1940.1.16昭和天皇自らが米内を首相に薦め誕生した内閣である。昭和天皇は軍部や世論が日独伊三国同盟に後押ししている状況を打破するため、親米英派の米内を任命。
組閣の際に、陸軍大臣の畑俊六に陛下自らが『この内閣に協力するよう』との御言葉があり、畑自身が協力すると答えていた。
しかし、同年.7.22 陸軍は軍部大臣現役武官制による倒閣を計画し、陸軍大臣の畑俊六を辞任させ、後継陸相を出さず、内閣総辞職させた。
当時は第二次世界大戦真只中であり、ヨーロッパではドイツが連戦連勝、フランスをも降伏させており、陸軍内ではそのドイツとイタリアと手を組む機運が高まっていた。
それに対して、和平路線の米内内閣は厄介であり、参謀総長であった閑院宮元帥が畑陸相に対して辞職を薦め、「陸軍大臣を出さず、米内内閣をぶっ倒せ」と指示を出した。

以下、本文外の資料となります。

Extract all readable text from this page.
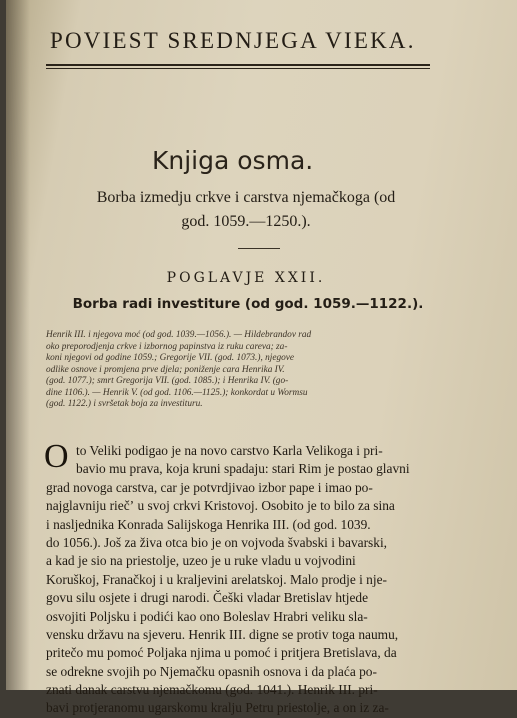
POVIEST SREDNJEGA VIEKA.
Knjiga osma.
Borba izmedju crkve i carstva njemačkoga (od
god. 1059.—1250.).
POGLAVJE XXII.
Borba radi investiture (od god. 1059.—1122.).
Henrik III. i njegova moć (od god. 1039.—1056.). — Hildebrandov rad
oko preporodjenja crkve i izbornog papinstva iz ruku careva; za-
koni njegovi od godine 1059.; Gregorije VII. (god. 1073.), njegove
odlike osnove i promjena prve djela; poniženje cara Henrika IV.
(god. 1077.); smrt Gregorija VII. (god. 1085.); i Henrika IV. (go-
dine 1106.). — Henrik V. (od god. 1106.—1125.); konkordat u Wormsu
(god. 1122.) i svršetak boja za investituru.
O to Veliki podigao je na novo carstvo Karla Velikoga i pri-
bavio mu prava, koja kruni spadaju: stari Rim je postao glavni
grad novoga carstva, car je potvrdjivao izbor pape i imao po-
najglavniju riečʼ u svoj crkvi Kristovoj. Osobito je to bilo za sina
i nasljednika Konrada Salijskoga Henrika III. (od god. 1039.
do 1056.). Još za živa otca bio je on vojvoda švabski i bavarski,
a kad je sio na priestolje, uzeo je u ruke vladu u vojvodini
Koruškoj, Franačkoj i u kraljevini arelatskoj. Malo prodje i nje-
govu silu osjete i drugi narodi. Češki vladar Bretislav htjede
osvojiti Poljsku i podići kao ono Boleslav Hrabri veliku sla-
vensku državu na sjeveru. Henrik III. digne se protiv toga naumu,
pritečo mu pomoć Poljaka njima u pomoć i pritjera Bretislava, da
se odrekne svojih po Njemačku opasnih osnova i da plaća po-
znati danak carstvu njemačkomu (god. 1041.). Henrik III. pri-
bavi protjeranomu ugarskomu kralju Petru priestolje, a on iz za-
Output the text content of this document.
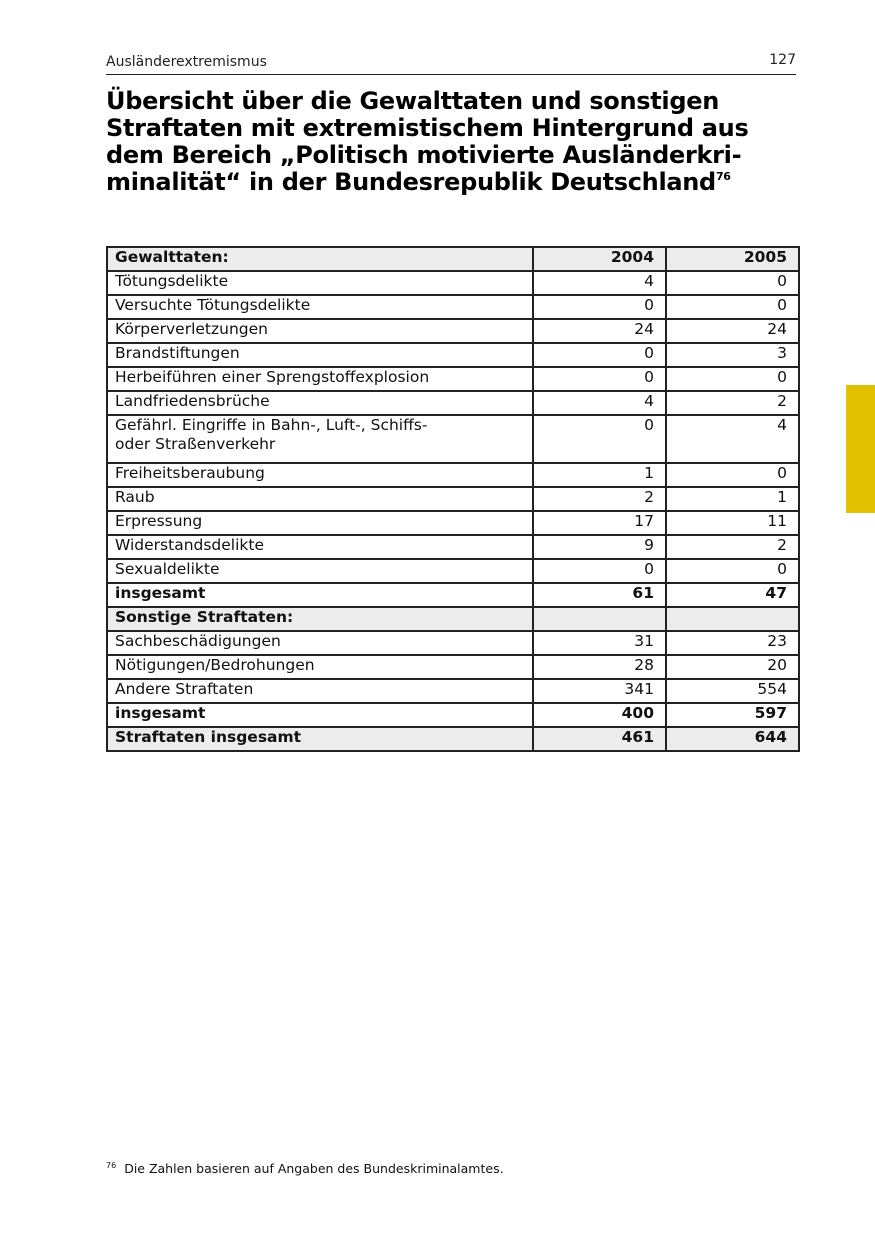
Ausländerextremismus	127
Übersicht über die Gewalttaten und sonstigen
Straftaten mit extremistischem Hintergrund aus
dem Bereich „Politisch motivierte Ausländerkri-
minalität“ in der Bundesrepublik Deutschland$^{76}$
Gewalttaten:	2004	2005
Tötungsdelikte	4	0
Versuchte Tötungsdelikte	0	0
Körperverletzungen	24	24
Brandstiftungen	0	3
Herbeiführen einer Sprengstoffexplosion	0	0
Landfriedensbrüche	4	2
Gefährl. Eingriffe in Bahn-, Luft-, Schiffs-
oder Straßenverkehr	0	4
Freiheitsberaubung	1	0
Raub	2	1
Erpressung	17	11
Widerstandsdelikte	9	2
Sexualdelikte	0	0
insgesamt	61	47
Sonstige Straftaten:		
Sachbeschädigungen	31	23
Nötigungen/Bedrohungen	28	20
Andere Straftaten	341	554
insgesamt	400	597
Straftaten insgesamt	461	644
$^{76}$ Die Zahlen basieren auf Angaben des Bundeskriminalamtes.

役職的に参謀総長よりも陸軍大臣が高いのだが、閑院宮元帥は皇族であり絶対であるため、その指示を飲まざるをえず、倒閣に消極的であった畑陸相は従ったとされていた。
しかし、実際は陸軍の中堅将校が結束して意見具申をし、閑院宮が畑陸軍大臣の辞職を薦めたのであった。
参謀本部の次長の沢田茂中将、第一部長の富永恭次少将、第一課長の岡田重一(本人)大佐、第二部長の土橋勇少将、陸軍省次官の阿南惟幾中将、軍務局長の武藤章少将、軍事課長の岩畔豪雄大佐、軍務課長の河村参郎大佐らが共謀し、75歳の高齢で実務的にロボットであった閑院宮参謀総長を説得。
閑院宮参謀総長は、陸軍部内大多数の意見が内閣の更迭を必要とするのであれば、畑陸相には気の毒であるが、国家の大事のため、このさい非常手段をとることも止むを得ないと採決した。
天皇に米内内閣に協力する約束をしているため、畑陸相の立場も考慮し、皇族であり陸軍の最長老である閑院宮参謀総長から強い要望を出すことが、畑陸相を倒閣に踏み切らせる最も容易な手段であると考えた。と、回想し告白している。